Abstratamente, a verossimilhança da alegação, prevista no artigo 273, caput, do Código de Processo Civil, deve ser equiparada à relevância da fundamentação, disposta no artigo 84, § 3.º, da Lei n.º 8.078/1990 (e também nos artigos 461, § 3.º, 475-M, 558, 739-A do Código de Processo Civil), que, por sua vez, deve ter o mesmo significado de fumus boni

iuris, relacionado à tutela cautelar. É o que também entende Sérgio Cruz Arenhart, em trecho doutrinário assim vazado:

“Pode parecer estranho que se equipare a noção de fumus boni iuris ao requisito da relevância do fundamento, ou ainda à noção de prova inequívoca da verossimilhança da alegação. Os termos, entretanto, embora possam aparentar significar pressupostos diferentes, mesmo em razão de suas acepções comuns distintas, revelam, para o processo, o mesmo requisito, não merecendo qualquer diferenciação. Indicam, todos eles, a necessidade de avaliação da probabilidade de existência do direito. Exige-se, então, que o autor seja capaz de convencer o juiz, ainda que com elementos mínimos, para o reconhecimento (ainda que sem força declarativa suficiente) da plausibilidade de existência do direito afirmado.”312

310 Idem, p. 117. (destaques do original)

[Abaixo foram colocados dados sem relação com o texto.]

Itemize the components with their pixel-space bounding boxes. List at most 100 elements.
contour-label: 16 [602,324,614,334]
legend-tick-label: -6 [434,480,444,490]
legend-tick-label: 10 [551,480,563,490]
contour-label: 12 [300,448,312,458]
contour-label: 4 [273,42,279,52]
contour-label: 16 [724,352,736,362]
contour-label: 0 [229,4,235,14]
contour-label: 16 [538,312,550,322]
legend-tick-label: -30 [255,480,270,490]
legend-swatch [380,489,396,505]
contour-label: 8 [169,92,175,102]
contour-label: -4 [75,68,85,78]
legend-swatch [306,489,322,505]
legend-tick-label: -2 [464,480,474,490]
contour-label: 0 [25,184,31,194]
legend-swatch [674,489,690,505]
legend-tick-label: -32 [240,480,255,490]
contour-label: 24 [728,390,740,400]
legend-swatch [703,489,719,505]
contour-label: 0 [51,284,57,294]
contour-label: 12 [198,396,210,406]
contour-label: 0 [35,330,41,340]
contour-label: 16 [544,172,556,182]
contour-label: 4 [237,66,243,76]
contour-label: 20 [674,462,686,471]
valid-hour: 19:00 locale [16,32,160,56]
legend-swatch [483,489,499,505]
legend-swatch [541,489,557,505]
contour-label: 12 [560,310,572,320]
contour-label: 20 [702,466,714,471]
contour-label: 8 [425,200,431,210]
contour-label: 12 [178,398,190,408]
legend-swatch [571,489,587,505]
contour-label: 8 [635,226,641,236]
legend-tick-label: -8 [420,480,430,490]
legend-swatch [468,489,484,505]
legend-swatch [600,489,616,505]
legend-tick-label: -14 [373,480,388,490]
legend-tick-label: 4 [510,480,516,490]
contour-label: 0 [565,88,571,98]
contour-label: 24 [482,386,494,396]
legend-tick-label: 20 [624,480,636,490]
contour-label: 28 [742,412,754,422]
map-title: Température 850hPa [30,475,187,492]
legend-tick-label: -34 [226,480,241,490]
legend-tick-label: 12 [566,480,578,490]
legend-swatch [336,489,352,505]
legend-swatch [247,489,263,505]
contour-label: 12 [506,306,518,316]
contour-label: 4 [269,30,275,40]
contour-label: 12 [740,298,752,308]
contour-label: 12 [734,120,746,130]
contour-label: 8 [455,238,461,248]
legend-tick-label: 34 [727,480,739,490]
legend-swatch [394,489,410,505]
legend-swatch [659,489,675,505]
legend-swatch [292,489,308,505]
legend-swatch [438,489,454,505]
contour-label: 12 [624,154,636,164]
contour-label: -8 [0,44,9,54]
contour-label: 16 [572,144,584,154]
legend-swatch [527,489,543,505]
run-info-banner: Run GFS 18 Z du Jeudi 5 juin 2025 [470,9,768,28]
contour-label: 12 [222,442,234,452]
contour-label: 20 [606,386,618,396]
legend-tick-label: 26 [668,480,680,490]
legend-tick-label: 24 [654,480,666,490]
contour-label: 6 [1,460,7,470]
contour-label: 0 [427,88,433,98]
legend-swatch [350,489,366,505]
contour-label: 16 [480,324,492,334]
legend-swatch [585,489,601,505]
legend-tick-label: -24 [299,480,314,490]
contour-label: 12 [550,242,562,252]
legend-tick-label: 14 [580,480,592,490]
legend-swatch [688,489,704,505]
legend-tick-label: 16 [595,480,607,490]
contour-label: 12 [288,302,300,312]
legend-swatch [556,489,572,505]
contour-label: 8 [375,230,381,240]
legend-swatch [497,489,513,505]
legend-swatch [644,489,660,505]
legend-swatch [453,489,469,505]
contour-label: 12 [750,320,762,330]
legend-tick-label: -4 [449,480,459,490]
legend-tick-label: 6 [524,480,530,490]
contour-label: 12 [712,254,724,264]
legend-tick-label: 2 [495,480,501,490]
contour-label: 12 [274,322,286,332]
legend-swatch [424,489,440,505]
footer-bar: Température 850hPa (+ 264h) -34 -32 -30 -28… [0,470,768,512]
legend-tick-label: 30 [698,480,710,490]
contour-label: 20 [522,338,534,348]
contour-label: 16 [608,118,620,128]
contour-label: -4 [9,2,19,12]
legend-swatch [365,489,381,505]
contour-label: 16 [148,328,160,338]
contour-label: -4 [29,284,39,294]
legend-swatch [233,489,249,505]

311 Nesse sentido, Daisson Flach afirma que “a expressão verossimilhança encontra no processo civil aplicações

tão dispares que não só resulta extremamente difícil como também pouco útil querer conduzi-las a um significado unívoco.” In: Idem, p. 109.

Diante dessas observações, no que tange ao grau de probabilidade a ser exigido pelo magistrado para o deferimento da tutela antecipada, certamente que será variável; não de acordo com a natureza do provimento, como já expusemos acima, mas de acordo com

critérios a serem aferidos em cada caso concreto, relacionados à potencialidade que a medida requerida possui de afetar a esfera jurídica do réu, à irreversibilidade dessa medida antecipatória, à quantidade e à qualidade dos dados disponíveis nos autos no momento da prolação da decisão, bem como ao juízo de valoração dos interesses jurídicos envolvidos.

Tal postulado ganha força também porquanto, se a tutela jurisdicional, definitiva ou com efeitos antecipados, deve sempre ter como norte as necessidades afetas ao direito material313, de modo a tutelá-lo adequadamente, é certo que o preenchimento do pressuposto da relevância da fundamentação deve ser variável, de acordo justamente com as especificidades próprias do caso concreto e do bem jurídico objeto do direito material envolvido na lide.